From my peronal experience, I notice that this would be great. Currently I manually launch this process once a week, and all the time it find new episodes to download…

In the meantime, is there a linux command with which I can launch the “Search all missing” process without going through the Web GUI?

PS: Thanks for this really good SW

Yes, that’s the big difference between Sonarr and Sickbeard (&forks) that is somewhat difficult to grasp for ppl coming from SB.

On develop we actually have indexer backoff logic implemented that automatically ignores an indexer for a period of time when it errors out. At the same time I also implemented logic that fetches multiple pages of the rss feed, trying to catch up, up to 24h. However, dog doesn’t support multiple pages, sadly.
My recommendation would be not to rely on Dog alone, and accept that it doesn’t work 100%.

Doing periodic backlog searches is way too heavy for the indexer. It’s also pointless 99.99% of the time if your indexer operates properly.
This is not something we will ever implement and strongly encourage ppl not to write any scripts to force this.

At the moment with default settings Sonarr consumes 98 api calls a day on the rsssync, regardless of how many series you have. This can be reduced to 24 with the recent changes on develop, or maybe 12 (if your USP doesn’t get dmcaed to quickly).
This stands in stark contrast with the thousand api calls a backlog search for a dozen series would consume.

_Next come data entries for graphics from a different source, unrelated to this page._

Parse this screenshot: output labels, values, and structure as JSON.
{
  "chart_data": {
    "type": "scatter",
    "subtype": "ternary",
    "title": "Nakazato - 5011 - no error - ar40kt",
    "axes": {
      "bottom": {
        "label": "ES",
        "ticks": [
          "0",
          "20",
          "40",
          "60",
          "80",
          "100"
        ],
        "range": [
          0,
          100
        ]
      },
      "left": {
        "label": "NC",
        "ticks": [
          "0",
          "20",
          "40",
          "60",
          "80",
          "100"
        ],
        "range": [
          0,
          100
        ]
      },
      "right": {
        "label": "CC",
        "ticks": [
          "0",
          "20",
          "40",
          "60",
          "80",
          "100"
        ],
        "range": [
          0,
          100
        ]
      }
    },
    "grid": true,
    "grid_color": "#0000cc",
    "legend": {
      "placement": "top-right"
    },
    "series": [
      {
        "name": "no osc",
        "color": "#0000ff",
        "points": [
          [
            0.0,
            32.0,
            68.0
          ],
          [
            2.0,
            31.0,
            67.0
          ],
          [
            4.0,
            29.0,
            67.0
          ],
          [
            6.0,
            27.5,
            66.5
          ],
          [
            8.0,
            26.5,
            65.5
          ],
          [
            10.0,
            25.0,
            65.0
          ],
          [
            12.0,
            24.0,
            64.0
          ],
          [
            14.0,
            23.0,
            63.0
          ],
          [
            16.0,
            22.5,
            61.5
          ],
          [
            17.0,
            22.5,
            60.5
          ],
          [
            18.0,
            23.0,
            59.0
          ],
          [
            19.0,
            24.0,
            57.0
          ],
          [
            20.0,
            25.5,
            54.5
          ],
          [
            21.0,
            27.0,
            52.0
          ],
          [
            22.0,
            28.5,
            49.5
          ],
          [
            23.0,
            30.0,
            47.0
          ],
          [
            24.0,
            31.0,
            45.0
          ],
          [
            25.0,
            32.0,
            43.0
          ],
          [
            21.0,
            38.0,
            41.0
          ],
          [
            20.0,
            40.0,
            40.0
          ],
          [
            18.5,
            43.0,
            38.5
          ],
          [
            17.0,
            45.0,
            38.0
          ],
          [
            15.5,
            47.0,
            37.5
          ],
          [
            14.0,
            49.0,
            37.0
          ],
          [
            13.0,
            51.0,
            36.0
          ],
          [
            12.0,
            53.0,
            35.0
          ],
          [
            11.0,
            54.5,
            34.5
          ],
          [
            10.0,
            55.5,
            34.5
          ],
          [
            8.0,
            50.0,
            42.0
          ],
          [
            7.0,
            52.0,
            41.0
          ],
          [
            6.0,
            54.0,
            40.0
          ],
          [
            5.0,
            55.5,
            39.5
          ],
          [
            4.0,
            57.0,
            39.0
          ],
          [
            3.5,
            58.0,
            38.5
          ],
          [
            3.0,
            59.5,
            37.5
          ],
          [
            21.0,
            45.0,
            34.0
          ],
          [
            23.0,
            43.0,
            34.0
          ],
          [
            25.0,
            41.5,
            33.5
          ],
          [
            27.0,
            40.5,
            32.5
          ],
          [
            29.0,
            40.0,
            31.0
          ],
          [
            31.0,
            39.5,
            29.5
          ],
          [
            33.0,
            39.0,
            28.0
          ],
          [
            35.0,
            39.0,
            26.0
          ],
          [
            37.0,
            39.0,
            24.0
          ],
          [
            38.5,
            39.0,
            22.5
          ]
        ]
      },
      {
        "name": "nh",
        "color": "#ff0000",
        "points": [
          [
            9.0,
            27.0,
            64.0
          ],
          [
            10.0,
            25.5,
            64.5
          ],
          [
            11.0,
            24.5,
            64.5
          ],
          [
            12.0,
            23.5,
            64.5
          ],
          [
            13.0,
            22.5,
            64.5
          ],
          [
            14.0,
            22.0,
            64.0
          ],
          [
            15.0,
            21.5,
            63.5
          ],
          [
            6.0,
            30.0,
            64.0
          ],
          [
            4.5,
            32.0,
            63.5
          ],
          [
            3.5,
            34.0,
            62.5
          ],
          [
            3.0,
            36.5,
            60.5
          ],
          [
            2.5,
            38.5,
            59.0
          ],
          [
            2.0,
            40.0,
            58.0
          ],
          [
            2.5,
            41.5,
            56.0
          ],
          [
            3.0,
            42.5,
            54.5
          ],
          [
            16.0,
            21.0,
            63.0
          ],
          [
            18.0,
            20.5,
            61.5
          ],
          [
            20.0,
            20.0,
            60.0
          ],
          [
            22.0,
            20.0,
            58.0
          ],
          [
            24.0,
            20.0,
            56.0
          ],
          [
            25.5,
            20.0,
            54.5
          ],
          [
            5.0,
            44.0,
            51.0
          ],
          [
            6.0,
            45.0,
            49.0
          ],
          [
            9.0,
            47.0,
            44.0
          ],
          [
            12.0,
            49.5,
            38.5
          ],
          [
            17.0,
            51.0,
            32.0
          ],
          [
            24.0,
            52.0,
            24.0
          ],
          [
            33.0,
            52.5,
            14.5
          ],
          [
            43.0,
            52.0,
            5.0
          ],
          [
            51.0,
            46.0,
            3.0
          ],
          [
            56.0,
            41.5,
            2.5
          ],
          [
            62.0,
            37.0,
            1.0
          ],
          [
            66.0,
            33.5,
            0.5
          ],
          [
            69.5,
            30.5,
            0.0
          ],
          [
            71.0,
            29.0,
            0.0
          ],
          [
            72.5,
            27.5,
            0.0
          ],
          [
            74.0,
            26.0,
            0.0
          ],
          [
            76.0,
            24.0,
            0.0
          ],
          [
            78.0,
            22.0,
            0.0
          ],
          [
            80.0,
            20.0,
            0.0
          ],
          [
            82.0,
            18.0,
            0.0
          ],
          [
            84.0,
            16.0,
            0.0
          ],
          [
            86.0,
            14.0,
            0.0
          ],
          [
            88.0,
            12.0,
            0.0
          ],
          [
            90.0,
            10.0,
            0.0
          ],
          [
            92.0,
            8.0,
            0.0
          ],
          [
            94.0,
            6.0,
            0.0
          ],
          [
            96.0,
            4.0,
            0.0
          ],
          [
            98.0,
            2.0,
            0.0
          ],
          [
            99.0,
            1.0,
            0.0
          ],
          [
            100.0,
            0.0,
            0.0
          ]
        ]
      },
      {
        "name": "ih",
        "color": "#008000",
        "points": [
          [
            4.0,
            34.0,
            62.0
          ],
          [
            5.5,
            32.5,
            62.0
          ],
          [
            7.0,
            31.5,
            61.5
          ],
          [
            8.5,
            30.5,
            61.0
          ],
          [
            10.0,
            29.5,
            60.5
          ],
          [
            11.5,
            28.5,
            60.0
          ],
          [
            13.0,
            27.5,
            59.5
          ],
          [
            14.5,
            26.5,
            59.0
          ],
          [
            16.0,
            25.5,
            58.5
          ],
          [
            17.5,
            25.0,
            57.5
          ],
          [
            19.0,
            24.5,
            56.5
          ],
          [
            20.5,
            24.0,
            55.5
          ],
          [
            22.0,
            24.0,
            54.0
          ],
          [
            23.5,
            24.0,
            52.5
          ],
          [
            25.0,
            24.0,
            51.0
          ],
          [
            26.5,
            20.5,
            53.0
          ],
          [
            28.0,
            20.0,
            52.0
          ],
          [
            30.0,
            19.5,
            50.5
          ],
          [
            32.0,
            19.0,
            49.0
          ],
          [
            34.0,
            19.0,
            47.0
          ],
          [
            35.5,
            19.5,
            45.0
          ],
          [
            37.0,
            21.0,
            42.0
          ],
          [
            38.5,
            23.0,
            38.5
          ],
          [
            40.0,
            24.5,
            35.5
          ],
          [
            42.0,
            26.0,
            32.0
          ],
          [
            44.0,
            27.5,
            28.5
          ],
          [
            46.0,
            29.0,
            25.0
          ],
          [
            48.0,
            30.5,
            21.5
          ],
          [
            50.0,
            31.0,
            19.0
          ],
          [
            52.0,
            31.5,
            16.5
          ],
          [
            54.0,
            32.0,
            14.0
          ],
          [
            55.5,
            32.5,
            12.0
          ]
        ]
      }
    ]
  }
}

On Usenet you have on average maybe 6 pages of rss data per day. (25 releases per hour, on average)
So on average you need 6 api calls, daily, if you weren’t affected by takedowns.

To circle back to Dog, why do you think dog api server is having issues, all those thousands of apps hammering it with the same bloody query over and over again?

In any case, get a secondary indexer if you haven’t already.

Hi,
Thanks for your quick feedback Talbott.
My messages goal was not to criticize sonarr philosophy at all. I agree with you, I think that it is the good philosophy.
I took a look in my sonarr history, and most of the time (I can’t say all the time , I did not take a deep look enough) all the new references is coming from DOGnzb…
This seems to confirm that the sonarr philosophy is the good one!!!

However, I think that when adding a new indexer it would be nice to have the possibility launch the “Search all missing” process on this new indexer specifically.
Today I add nzb.su indexer, then I launch the “Search all missing” proces and it found and downloaded the full season 2 of Hawai five-0 (in french) on nzb.su

Anyway, I just sugest new feature, it is just a proposition…

Rest assured, I didn’t take it at criticism. I just wanted to make clear why we’re opposed to full backlog searches.

Searching after adding an indexer is possible, I just don’t think it’s worth the effort to implement it.